厲晟睿作為老闆面對手下的宰割,表現得十分淡定。
他回頭:「那你們問問她的意見。」
瞬間,數雙眼睛熠熠生輝地盯著我。
我半響答不出話來,瞪著眼看他:你丫的,又有我什麼事兒。
「好了,你們別為難她了,她過敏。」他終於發話了。
我孤疑轉頭看他,無聲問他:你怎麼知道?
「傻瓜,咱們第一次吃飯你點的就是海鮮,後面就請了假。」
我恍然大悟,原來這些他都記得!
看我驢子可教,他又來了,「別好了傷疤忘了疼。」
說得有理,可怎麼就覺得不大對勁兒。
轉頭,發現在場的眼珠子一下子從期盼,變成了沮喪,然後崇拜……
後來,這頓海鮮大餐自然換成了其他,後來我才知道,原來海鮮過敏的其實並不是我一個,只是我剛好是個話題而已,這個道理我想了好久才明白過來。

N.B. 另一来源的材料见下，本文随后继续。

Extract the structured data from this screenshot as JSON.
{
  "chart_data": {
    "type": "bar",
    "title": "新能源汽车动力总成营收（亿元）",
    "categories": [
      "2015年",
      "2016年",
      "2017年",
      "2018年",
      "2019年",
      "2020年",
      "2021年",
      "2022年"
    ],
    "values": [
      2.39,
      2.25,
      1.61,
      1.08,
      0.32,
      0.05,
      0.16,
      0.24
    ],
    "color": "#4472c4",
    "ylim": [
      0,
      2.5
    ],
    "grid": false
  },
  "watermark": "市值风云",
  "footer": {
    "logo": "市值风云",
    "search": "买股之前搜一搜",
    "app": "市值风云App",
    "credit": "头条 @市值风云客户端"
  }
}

有一天,厲晟睿送下班來接我,被我一個客戶看見,有次我們出去洽談細節的時,她靠著椅背,用一種近乎意味不明的口吻問我,「沒想到你是這樣的來頭!厲家的三公子,你們在一起多長時間了了?」眼角說不清的輕視。
「什麼?」我希望是我理解錯了。
她把她看到我進厲晟睿車子的那一幕一說。
我皺了皺眉頭。
她看著我,還真來勁兒了,眉頭一揚:「少來!你是真不知道,還是假不知道?你以為憑什麼會坐在這裡,如果不是他,an那麼多人,憑什麼是你?」
我有點蒙了~一時不知道怎麼回答。
「這麼個人物也讓你上手了,手段可以呀!看不出來啊!」語氣聽著說不出的酸。
話說到這份上,我除了羞辱再也想不出其他更有感覺的形容詞。
羞憤之餘,我噝地一聲,笑了:「我為什麼就不能坐在這裡,我是受過專業培訓,而且得到老總的認可,把我放在這個位置上(是厲晟睿把我放到這個公司沒錯,但是我也是經過老總的百般挑剔,甚至比沒背景的還要嚴厲,因為我不想丟臉,也不想給他添麻煩),而且這次策劃,是你在5個策劃裡面把我挑選出來的,就算你不相信我,也要相信你自己的眼光。」